It's no surprise that Elec Simon loves to play bucket drums like kids and homeless people do in the streets of most big cities. The Stomp cast member can't hide his enthusiasm for the DIY, recycled instrument: "I played buckets in N.Y.C. I love the bucket drums. I learned from Larry Wright, from Bring in 'da Noise, Bring in 'da Funk, and [longtime N.Y.C. street performer] William Johnson."
"I still play in the street everywhere I go," he says in a phone interview, taking a break from rehearsal during the company's tour stop in Burlington, Vermont. Stomp comes to PlayhouseSquare for a four-performance run this weekend.
Simon says that, as a kid, he never played in bands, instead spending his extracurricular energy on football and wrestling, which he did for his Akron high school. "But I was always banging on pots and pans and everything. I liked to tap on my mother's entertainment center." By the time he went to the University of Akron, though, he had decided to focus on performing. "I went to school to be on Broadway," he says. "But my career came faster than me graduating."
He first saw Stomp about 15 years ago on HBO. He got his role after an audition five years ago but injured his back in rehearsal and had to take time off, which Simon calls "a tragic time" in his life. Grateful for his recovery and the opportunity to rejoin the cast, he's been back at it three years now.
The performance is physically demanding. "Stomp is worse than any sport because you're constantly moving," he says. "It's hard on your body like hockey and football, but you're drumming at the same time or fighting with poles and trash can lids." A routine using poles is his favorite part of the show. "It's the most tribal, like we're warriors all coming to fight." Created by self-taught percussionist Luke Cresswell and actor Steve McNicholas in Brighton, England, in 1991, Stomp still steadily sells out at the Orpheum Theatre in New York. There are also companies based in Las Vegas and London, as well as a European tour. The show has steadily evolved to keep both performers and audiences interested. Simon says the version coming to Cleveland this week has the most extensive rewrite since the '90s.
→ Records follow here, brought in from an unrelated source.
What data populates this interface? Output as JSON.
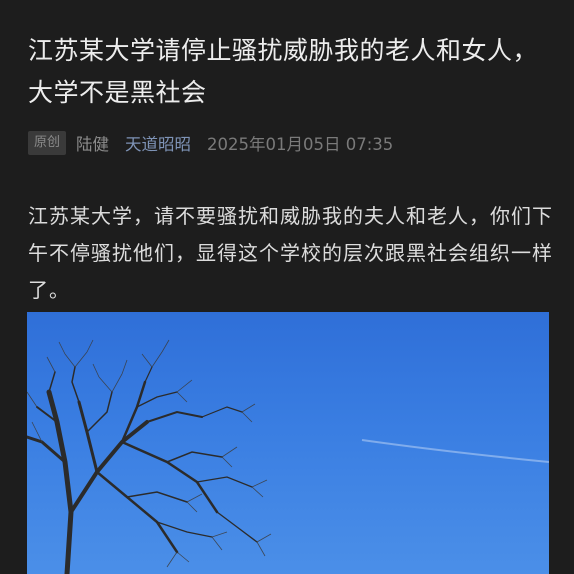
{
  "article": {
    "title": "江苏某大学请停止骚扰威胁我的老人和女人，大学不是黑社会",
    "meta": {
      "badge": "原创",
      "author": "陆健",
      "account": "天道昭昭",
      "date": "2025年01月05日 07:35"
    },
    "body": "江苏某大学，请不要骚扰和威胁我的夫人和老人，你们下午不停骚扰他们，显得这个学校的层次跟黑社会组织一样了。"
  },
  "colors": {
    "background": "#1d1d1d",
    "account_link": "#7e93b6",
    "sky": "#3a7ee2"
  }
}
There are five new routines, including "Donuts," which involves inflated tractor tire inner tubes.
Simon is back in Akron frequently with his own percussion company, Heartbeat Afrika, which he started with his older brother, Olu Manns. A grateful performer, he frequently credits his family for their support and is eager to give back to his home city. Heartbeat Afrika uses percussion for professional development and educational programs in prisons, detention homes and elsewhere.
"We've got to give kids hope," he says. "They see two big black guys with tattoos coming to see them and to do something positive, and that speaks to them. It means something."